Begin Data Acquisition

Once the yellow LED is illuminated, the user may press the button on the Control Module to begin the data acquisition sequence. Upon pressing the button, all three LEDs will flash on for one second, and then the yellow LED will remain on for the duration of data acquisition. The system will begin to deliver acoustic pulses, collect microphone data, and sweep the directional microphone through the range of pan and tilt angles. 

Considerations During Data Acquisition

During data acquisition, operators should be mindful to not produce noise which could interfere with collected data. Operators should also be mindful of their position relative to the microphone and speaker components, ensuring that they do not block propagation of the sound wave.  
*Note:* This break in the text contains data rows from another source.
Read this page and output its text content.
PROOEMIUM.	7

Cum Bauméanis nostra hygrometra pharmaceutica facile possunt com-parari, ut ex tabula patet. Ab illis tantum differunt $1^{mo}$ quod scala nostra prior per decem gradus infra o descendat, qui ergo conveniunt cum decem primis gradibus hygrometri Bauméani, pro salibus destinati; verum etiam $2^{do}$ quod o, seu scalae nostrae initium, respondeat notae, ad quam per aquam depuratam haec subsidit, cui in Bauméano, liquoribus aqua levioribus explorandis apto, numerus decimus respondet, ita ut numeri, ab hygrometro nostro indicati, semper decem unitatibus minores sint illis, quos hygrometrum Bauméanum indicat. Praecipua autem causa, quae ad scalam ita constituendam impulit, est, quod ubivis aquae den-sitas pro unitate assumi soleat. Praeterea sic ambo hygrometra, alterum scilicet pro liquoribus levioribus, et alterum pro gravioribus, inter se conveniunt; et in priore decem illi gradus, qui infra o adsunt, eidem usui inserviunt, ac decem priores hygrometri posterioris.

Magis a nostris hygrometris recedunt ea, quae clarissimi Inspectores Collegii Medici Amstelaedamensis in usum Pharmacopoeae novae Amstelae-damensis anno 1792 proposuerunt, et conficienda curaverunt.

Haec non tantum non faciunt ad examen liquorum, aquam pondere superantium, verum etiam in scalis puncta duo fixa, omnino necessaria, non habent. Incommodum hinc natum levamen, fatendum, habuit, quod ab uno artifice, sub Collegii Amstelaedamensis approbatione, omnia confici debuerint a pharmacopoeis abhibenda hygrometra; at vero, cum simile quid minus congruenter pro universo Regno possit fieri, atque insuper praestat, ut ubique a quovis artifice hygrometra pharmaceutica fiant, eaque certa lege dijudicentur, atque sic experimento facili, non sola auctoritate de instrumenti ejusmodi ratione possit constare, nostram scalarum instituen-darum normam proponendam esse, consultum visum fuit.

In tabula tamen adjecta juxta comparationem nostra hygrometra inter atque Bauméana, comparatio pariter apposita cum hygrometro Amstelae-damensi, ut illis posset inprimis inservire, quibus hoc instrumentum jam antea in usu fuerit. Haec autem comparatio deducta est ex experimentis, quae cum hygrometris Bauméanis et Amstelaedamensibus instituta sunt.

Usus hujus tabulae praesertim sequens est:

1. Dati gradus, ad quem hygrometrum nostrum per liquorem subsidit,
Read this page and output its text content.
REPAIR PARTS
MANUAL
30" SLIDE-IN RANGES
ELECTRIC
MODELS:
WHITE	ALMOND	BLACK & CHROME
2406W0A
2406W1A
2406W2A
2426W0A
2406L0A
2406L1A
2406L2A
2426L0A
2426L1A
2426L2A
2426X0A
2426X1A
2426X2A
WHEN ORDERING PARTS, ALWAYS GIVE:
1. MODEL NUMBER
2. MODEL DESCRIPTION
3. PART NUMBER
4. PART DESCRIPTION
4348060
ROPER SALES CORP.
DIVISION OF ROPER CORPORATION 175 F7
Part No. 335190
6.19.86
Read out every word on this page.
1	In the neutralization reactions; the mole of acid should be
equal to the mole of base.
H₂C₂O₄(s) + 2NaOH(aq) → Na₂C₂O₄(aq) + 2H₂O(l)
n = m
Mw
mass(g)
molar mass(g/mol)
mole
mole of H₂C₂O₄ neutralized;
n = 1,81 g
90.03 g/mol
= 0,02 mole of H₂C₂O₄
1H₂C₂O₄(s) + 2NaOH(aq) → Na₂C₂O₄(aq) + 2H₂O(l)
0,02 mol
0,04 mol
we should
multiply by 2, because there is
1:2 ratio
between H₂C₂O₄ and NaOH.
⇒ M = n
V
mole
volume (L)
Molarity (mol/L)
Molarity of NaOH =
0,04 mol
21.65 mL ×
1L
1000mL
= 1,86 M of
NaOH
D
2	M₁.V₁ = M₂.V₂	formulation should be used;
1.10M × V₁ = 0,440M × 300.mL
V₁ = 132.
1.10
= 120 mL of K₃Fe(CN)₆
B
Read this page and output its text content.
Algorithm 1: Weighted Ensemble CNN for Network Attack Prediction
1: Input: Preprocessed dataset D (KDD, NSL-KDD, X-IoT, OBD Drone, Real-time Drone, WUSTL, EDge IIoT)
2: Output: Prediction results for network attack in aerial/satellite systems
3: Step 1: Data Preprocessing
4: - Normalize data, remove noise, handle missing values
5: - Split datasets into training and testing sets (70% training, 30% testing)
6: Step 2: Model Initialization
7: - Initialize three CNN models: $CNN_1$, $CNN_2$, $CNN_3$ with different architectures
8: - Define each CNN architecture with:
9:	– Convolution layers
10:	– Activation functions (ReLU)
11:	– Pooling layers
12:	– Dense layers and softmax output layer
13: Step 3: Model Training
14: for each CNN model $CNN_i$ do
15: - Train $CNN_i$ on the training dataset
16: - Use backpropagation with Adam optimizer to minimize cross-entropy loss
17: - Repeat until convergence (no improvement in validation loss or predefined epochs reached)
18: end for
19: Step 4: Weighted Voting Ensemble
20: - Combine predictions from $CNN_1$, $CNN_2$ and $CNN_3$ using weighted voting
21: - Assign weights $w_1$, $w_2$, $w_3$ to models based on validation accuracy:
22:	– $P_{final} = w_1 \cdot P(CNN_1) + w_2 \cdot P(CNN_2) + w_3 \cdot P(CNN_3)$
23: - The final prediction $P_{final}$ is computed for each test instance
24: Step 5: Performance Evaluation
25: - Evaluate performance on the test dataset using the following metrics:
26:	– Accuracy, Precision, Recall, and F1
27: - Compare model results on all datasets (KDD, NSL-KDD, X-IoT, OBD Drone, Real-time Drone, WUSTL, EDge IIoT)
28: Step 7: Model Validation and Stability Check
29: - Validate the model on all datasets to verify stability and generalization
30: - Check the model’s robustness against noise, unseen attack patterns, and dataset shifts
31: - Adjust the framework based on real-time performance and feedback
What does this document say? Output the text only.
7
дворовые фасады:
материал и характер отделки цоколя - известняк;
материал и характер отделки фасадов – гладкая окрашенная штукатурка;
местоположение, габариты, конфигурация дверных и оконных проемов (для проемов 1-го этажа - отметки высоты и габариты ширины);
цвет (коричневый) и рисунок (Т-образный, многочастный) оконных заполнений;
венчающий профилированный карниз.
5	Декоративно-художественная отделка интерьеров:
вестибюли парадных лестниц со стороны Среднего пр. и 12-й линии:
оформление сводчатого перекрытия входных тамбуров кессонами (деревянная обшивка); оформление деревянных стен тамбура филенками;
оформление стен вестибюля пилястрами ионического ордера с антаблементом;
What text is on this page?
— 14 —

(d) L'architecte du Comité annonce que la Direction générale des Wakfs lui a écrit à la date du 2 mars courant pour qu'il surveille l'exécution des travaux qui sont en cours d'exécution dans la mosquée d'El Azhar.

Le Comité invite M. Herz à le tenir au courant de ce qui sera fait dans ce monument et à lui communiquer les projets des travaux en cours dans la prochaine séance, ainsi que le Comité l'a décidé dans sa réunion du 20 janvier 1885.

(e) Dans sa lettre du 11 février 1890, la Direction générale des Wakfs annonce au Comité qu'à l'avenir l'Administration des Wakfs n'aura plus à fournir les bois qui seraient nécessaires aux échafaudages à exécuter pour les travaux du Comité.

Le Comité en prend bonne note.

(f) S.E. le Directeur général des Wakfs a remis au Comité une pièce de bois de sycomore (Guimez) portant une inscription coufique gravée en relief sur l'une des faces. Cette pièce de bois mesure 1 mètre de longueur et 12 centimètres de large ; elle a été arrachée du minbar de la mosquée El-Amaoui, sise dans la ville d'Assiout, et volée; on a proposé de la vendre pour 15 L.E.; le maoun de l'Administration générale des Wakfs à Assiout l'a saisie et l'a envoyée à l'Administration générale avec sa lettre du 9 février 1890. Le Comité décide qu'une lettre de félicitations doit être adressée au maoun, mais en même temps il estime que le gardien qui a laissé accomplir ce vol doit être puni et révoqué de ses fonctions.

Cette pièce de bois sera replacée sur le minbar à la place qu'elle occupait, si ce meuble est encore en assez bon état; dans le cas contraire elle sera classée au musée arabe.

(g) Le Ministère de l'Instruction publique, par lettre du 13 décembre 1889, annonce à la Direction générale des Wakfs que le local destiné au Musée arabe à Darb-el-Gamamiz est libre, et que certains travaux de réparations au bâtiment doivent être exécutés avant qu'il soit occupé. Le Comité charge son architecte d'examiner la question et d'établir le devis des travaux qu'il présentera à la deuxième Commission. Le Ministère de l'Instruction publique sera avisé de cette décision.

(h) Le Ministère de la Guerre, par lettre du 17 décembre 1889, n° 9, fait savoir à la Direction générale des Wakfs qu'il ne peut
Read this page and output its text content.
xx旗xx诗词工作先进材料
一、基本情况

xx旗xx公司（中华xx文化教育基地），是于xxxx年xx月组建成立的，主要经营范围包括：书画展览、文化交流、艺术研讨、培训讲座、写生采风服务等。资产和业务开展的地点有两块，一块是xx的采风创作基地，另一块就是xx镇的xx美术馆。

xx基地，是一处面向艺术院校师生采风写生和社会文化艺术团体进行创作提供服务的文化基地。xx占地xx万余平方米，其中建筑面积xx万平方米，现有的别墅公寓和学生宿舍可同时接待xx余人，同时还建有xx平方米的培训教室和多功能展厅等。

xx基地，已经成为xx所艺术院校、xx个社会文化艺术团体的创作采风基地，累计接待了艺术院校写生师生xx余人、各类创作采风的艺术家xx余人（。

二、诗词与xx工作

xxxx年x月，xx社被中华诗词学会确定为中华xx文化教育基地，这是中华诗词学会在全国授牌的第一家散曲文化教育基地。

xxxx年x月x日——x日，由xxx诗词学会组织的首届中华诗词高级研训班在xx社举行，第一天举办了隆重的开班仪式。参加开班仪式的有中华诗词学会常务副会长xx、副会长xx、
Conclusion of Data Acquisition Sequence & Power Down

Upon completion of the data acquisition sequence, the green LED on the control module will illuminate. At this time, the device can be safely turned off (by flipping the switch on the cart’s power strip), and the external storage device (flash drive) containing the recorded data can be removed from the Control Module.

4. Data Analysis

Data from the acoustic characterizer system is presented as a series of images as shown in Figure 2. On the left hand side of the image is a positioning camera frame (1) used to show where the directional microphone is pointing for this data acquisition trial. On the right hand side are traces from the omnidirectional microphone (2) and the directional microphone (3). 

FIgure 2: Sample Data

It can be seen in Figure 2 that the directional microphone has detected a mild reflection seen in the 3rd window, as pointed out by the red arrow.

Acknowledgements

The team would like to thank Prof. Tre DiPassio and Prof. Sarah Smith for their guidance and advice in design, implementation, and troubleshooting of this project. The team would also like to thank their advisors, Prof. Jack Mottley and Prof. Daniel Phinney.